Subscription tiers are determined based on the total number of API transactions processed during a billing period.

AWS Infrastructure Costs

Running WSO2 API Manager on AWS incurs infrastructure costs associated with the AWS services used in the deployment.

Typical infrastructure cost drivers include:

Cost Component	Description
EC2 instances	Compute resources for application nodes
EKS cluster	Kubernetes control plane and worker nodes
RDS database	Managed database infrastructure
Application Load Balancer	API traffic routing
NAT Gateway	Outbound internet connectivity
EBS volumes	Persistent storage
CloudWatch	Monitoring and logging
S3 storage	Backup and artifact storage

Tip

Customers can estimate infrastructure costs using the AWS Pricing Calculator. Actual costs depend on infrastructure size, API traffic volume, and availability requirements.
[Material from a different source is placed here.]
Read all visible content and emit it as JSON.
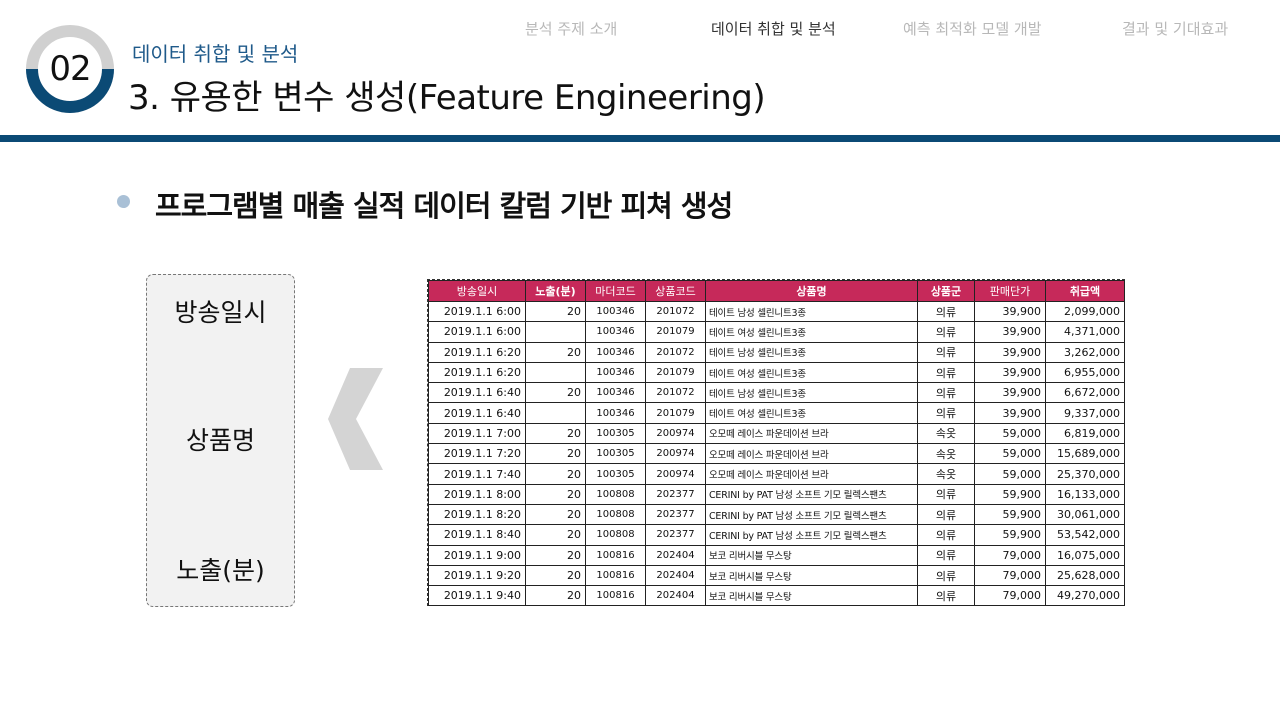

Managing AWS Service Limits

AWS services enforce service quotas that may affect the scalability of the API management platform. Before deploying WSO2 API Manager, customers should review relevant AWS service quotas.

AWS Service	Relevant Limits
Amazon EC2	Regional vCPU limits
Elastic Load Balancing	Load balancers per region
Amazon EKS	Kubernetes clusters per region
Amazon RDS	Database instances per region
NAT Gateway	NAT gateway limits per availability zone
Elastic IPs	Public IP allocation limits

Info

Application Load Balancers scale automatically based on traffic demand using Load Balancer Capacity Units (LCU). Customers should monitor LCU utilization when operating high-traffic API platforms.

Tip

If expected infrastructure usage exceeds default quotas, customers can request quota increases through the AWS Service Quotas console.

High Availability

The reference architecture distributes infrastructure across multiple availability zones to provide high availability.

Resilience is achieved through:

• load-balanced API gateway nodes
• multi-AZ database deployments
• container orchestration using Kubernetes when deployed on EKS
• redundant networking infrastructure

This architecture ensures the API platform remains available even during infrastructure failures.